Following Silkwood, she wrote Louis Malle’s 1985 film Alamo Bay about a Vietnam vet who is pushed to the extremes when Vietnamese immigrants encroach on his fishing career in Texas bay town. The movie was on the bigotry that went on in the town of Seadrift, Tex., from 1979 to 1981. Ephron and Arlen would team again on the 1989 Susan Seidelman gangster comedy Cookie which starred Peter Falk and Dianne Wiest. Arlen’s writing credits also include the 2000 Sean Penn journo crime drama The Weight of Water directed by Kathryn Bigelow, the 2004 PBS Robert Redford executive produced TV movie A Thief of Time and the 2007 Helen Hunt-directed dramedy Then She Found Me.

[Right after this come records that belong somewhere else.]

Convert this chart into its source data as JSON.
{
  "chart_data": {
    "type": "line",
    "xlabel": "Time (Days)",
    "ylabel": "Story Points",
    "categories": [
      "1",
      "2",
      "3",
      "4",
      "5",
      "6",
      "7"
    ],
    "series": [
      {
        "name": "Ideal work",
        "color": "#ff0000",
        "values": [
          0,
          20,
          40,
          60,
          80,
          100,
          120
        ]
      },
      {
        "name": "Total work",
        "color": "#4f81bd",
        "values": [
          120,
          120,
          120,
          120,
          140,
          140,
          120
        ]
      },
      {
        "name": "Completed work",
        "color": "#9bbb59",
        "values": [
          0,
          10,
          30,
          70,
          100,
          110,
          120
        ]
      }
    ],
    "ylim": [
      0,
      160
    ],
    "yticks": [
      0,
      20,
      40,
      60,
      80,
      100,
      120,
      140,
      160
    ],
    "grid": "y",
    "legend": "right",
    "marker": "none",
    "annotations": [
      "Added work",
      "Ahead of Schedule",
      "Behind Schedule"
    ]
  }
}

After graduating from Radcliffe College in 1962, Arlen married James Hoge, the editor and later publisher of The Chicago Sun-Times. They had three children and were divorced in 1971. Her second marriage was to Michael J. Arlen in 1972. Soon after, she worked as a film editor in Manhattan and began postgraduate film studies at Columbia University.
Arlen’s grandfather was Joseph Medill Patterson, who founded and published The Daily News in New York. Her great-aunt, Eleanor Medill Patterson, owned and published The Washington Times-Herald, and her aunt, Alicia Patterson, founded, published and edited the Long Island newspaper Newsday. Arlen’s mother, Josephine Patterson Albright was the Chicago Daily News’ crime reporter during the 1930s Arlen’s brother, Joseph Medill Patterson Albright, is the former husband of Madeleine K. Albright, former secretary of state under President Bill Clinton and the first woman to hold that post. Born Alice Reeve in Chicago on Nov. 6, 1940,Arlen was one of two children of Josephine Medill Patterson and her first husband, Jay Frederick Reeve, a lawyer.